Provavelmente a primeira amiga que tive, meu círculo social era restrito aos 20 meses de idade. Sei que em breve teria uma irmã para ensinar todas as coisas que não sabia, mas naquele momento ainda era uma filha única. Carente de atenção, como todas as crianças nas mesmas circunstâncias. Então veio Carolina para brincar.
Muito conveniente, considerando que jamais desenvolvi a habilidade de brincar sozinha. Ao contrário da minha futura irmã, que sabia criar uma história fantástica apenas com os próprios dedinhos, ou qualquer coisa que pudesse imaginar ser personagens de uma trama. Minha imaginação sempre foi limitada e totalmente controlada, o que é um absurdo considerando a dificuldade que tenho de separá-la da realidade.
Contudo, veio Carolina. Não me lembro muito bem dela, mas sei que estava lá.
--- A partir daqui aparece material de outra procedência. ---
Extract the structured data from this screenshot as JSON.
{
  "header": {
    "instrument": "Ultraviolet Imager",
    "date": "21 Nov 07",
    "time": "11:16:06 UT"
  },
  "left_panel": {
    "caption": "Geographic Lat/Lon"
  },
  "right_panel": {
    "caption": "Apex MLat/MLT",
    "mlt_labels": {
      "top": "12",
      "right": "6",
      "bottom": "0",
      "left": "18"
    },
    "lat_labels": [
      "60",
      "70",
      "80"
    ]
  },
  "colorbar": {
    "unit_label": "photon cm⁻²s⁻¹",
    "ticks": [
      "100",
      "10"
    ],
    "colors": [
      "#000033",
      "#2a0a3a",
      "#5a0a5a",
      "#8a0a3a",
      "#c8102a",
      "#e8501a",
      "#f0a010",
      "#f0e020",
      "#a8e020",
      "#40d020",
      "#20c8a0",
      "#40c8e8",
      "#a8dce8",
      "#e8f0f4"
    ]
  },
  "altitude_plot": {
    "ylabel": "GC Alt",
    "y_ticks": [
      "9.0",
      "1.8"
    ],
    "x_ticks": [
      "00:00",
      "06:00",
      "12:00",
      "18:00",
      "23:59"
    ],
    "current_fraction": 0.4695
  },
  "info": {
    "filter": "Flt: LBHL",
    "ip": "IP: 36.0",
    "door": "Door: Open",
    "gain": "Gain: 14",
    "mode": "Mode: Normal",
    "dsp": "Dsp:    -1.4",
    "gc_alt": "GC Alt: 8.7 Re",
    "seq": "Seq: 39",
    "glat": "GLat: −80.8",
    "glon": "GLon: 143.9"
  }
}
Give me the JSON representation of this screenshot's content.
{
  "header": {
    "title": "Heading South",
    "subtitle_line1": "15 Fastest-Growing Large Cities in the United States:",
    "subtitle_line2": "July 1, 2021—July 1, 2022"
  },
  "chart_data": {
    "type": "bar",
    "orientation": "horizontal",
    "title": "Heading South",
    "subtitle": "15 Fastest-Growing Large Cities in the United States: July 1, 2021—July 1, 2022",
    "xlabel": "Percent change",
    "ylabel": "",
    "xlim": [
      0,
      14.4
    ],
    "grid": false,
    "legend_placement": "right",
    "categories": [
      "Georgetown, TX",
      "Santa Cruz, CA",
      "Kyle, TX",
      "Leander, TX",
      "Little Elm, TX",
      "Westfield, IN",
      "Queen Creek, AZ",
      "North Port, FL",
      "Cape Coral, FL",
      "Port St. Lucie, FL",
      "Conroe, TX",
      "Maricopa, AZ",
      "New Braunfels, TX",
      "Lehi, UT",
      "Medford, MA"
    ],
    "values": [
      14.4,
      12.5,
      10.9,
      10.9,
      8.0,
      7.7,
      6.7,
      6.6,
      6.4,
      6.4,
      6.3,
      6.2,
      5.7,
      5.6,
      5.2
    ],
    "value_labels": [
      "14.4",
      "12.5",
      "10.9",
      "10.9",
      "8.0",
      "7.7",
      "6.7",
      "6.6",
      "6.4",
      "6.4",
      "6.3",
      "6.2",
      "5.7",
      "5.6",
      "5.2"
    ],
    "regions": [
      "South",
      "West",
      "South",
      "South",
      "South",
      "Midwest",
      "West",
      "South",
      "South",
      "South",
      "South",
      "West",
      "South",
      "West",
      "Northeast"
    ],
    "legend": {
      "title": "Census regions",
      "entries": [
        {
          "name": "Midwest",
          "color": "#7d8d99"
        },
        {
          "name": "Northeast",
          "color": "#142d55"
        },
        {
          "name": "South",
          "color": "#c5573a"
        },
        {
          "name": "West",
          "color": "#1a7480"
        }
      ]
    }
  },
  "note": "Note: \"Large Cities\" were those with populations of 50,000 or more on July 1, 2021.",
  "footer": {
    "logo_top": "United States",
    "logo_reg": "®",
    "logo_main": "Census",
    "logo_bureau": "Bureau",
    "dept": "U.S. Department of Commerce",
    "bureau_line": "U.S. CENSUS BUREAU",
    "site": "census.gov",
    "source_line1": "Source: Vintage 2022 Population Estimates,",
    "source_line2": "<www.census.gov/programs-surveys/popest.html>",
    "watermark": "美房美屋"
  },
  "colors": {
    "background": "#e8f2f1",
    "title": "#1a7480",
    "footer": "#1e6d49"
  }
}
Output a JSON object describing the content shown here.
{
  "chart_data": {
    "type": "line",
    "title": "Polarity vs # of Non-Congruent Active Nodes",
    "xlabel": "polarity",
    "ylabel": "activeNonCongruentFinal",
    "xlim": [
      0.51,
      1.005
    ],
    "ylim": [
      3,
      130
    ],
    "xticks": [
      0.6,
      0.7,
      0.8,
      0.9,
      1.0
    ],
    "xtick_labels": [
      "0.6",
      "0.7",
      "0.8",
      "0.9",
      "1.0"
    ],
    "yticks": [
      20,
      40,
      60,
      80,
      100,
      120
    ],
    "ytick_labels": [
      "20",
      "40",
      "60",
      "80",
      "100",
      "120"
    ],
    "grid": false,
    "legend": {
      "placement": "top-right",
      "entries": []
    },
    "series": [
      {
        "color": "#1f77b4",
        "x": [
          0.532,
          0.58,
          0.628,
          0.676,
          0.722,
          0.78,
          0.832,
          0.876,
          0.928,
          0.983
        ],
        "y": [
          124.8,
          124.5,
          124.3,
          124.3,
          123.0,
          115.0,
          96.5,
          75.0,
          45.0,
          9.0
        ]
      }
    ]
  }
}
Brincávamos, corríamos, alimentávamos os passarinhos e trocávamos confidências. Sabe-se lá o que uma criança de menos de 2 anos de idade tem de confidências, gostaria muito de conhecer a Carolina hoje para perguntar.
Deve ter sido uma grande amiga, pois até meus pais se recordam dela com muito carinho. Acredito que ela tenha suprido tão bem minha carência por atenção que, desde o dia em que a perdi, nunca mais soube calar a boca. Estou aqui novamente falando para ninguém prestar atenção. Sorte a minha que sei escrever, provavelmente seria insuportável se não conhecesse uma forma de me expressar que não forçasse as outras pessoas a me entenderem.
Hoje sigo repleta de amigos, que me escutam às vezes. Grandes amigos, uma realidade que pareceu impossível por muitos anos. Agradeço por isso todos os dias. Não sei bem para quem, mas agradeço. Deus sempre foi um grande amigo, isso não faz de mim nada mais do que uma egocêntrica que gosta de ouvir a própria voz. Ainda bem que cresci e entendi muitas coisas. Aprendi a ouvir melhor também, embora me considere um tanto quanto surda.
Queria muito ter Carolina de volta. Como todos os mortos, presumo, isso não será possível. Acho que a matei, antes de completar dois anos de idade. Isso faz de mim uma assassina? Pelo que sei foi um acidente. Eu fui ao banheiro, e como algo ruim do qual queria me livrar, vi Carolina cair no vaso sanitário e acidentamente puxei a descarga. Provavelmente eu tinha péssimos princípios nesse momento, mas tomei a decisão certa: Corri contar para a minha mãe o que tinha acontecido.
Até hoje Carolina é uma piada nos encontros de família. Família, aliás, saudade!!